Because of the high latency, digital currency can only be used as a base currency, or as an international settlement tool, and large-value transactions, such as scenarios that are not sensitive to latency. For small high-frequency transactions, you will have to rely on bank accounts or centralized payment tools like paypal. If we can't find a better solution, maybe this idea will be better than these centralized organizations.

This seems to miss the forest for the trees. Small, high-frequency transactions present a problem in bandwidth, verification, and storage. The network just can't accommodate credit card style volumes right now, so eliminating one bottleneck, waiting for confirmation, fixes nothing. I will also note that if credit cards are your comparison point, a zero-conf transaction is faster than a credit card payment, and the mean transaction wait time, 60s, is slightly less than the maximum expected credit card processing time.

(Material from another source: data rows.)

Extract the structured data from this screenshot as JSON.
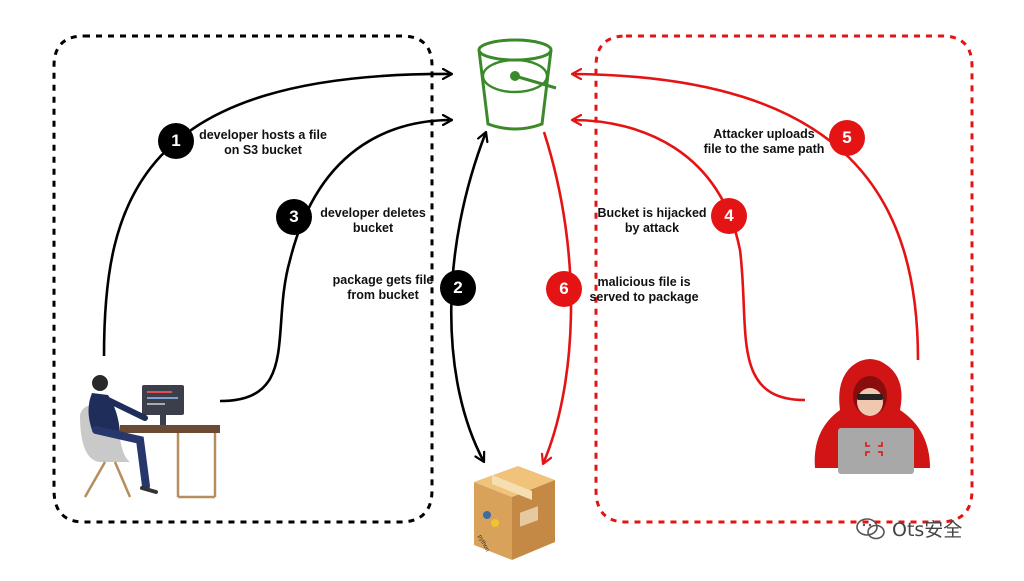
{
  "steps": [
    {
      "number": "1",
      "label": "developer hosts a file\non S3 bucket",
      "actor": "developer"
    },
    {
      "number": "2",
      "label": "package gets file\nfrom bucket",
      "actor": "package"
    },
    {
      "number": "3",
      "label": "developer deletes\nbucket",
      "actor": "developer"
    },
    {
      "number": "4",
      "label": "Bucket is hijacked\nby attack",
      "actor": "attacker"
    },
    {
      "number": "5",
      "label": "Attacker uploads\nfile to the same path",
      "actor": "attacker"
    },
    {
      "number": "6",
      "label": "malicious file is\nserved to package",
      "actor": "attacker"
    }
  ],
  "package_box_text": "python",
  "watermark": "Ots安全",
  "colors": {
    "developer_flow": "#000000",
    "attacker_flow": "#e41414",
    "bucket": "#3a8a2a",
    "package_box": "#d9a25a"
  },
  "icons": [
    "s3-bucket-icon",
    "developer-at-desk-icon",
    "hooded-attacker-icon",
    "python-package-box-icon",
    "wechat-icon"
  ]
}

Bandwidth, verification, and storage are indeed bottlenecks. But if you consider the difference in electricity costs and the scale advantages of large-scale mining sites, you will find that even without ASIC mining machines, centralized mining may still be inevitable. If centralized mining is inevitable, bandwidth, verification, and storage will no longer be a bottleneck for miners, but they are still bottleneck for a full node. And rollup can solve the size problem of light wallets. If you only verify the transactions you care about, even if the overall TPS is high, it will not bring a high load to the light wallet. So, bandwidth, verification, and storage are not problem for light wallet. At this time, the key to the problem is whether low-cost full nodes are necessary. Since the mining process cannot avoid centralization, if the cost of full nodes is too high, it will inevitably greatly weaken the decentralization of the blockchain. But I still think that a weakened decentralization is better than a completely centralized solution. I mean that even if there are only a few companies, mining pools can mine, and only a few super nodes can verify whether the transactions recorded by miners are legal, such a blockchain is still better than a completely centralized solution, and better than a consortium blockchain.

In addition, it is very important that even if the overall TPS cannot be improved, just reducing the delay is still valuable. 0 confirmation cannot replace 1 confirmation, even if this confirmation is based on POS.

Although this idea is more complicated and does not look perfect as a pure POW. But if you are willing to wait for the same time, it is actually not less secure than a pure POW. It just provides a lower delay, more insecure option, which is useful for small transactions.

iamamyth commented 3 years ago

All of your comments about mining, wallets, and full node operating costs seem irrelevant, as full nodes don't change with the scheme you've proposed. My point about bandwidth, verification, and storage is simply that it's entirely unreasonable to try to make the network support small-value, high-frequency, credit card type purchases by merely improving latency, as, even with zero latency, the network cannot accommodate that traffic (blocks couldn't be verified and relayed fast enough). Your original proposal stated its motivation as reducing transaction confirmation times, but that begs the question of what kind of transactions require low latency but cannot use 0-conf. The examples you've provided end up running afoul of basic network limits, hence my criticism. Introducing this two-tier scheme seems to support few, if any, plausible use cases, at the cost of great complexity and potential attack surface. While it would be nice if every transaction in the world could occur on the Monero network, that's simply not realistic at the moment, and improvement proposals must acknowledge gating issues which prevent their realization. In my view, it's better to focus on improving the core of the network than adding complexity which ultimately interferes with that end.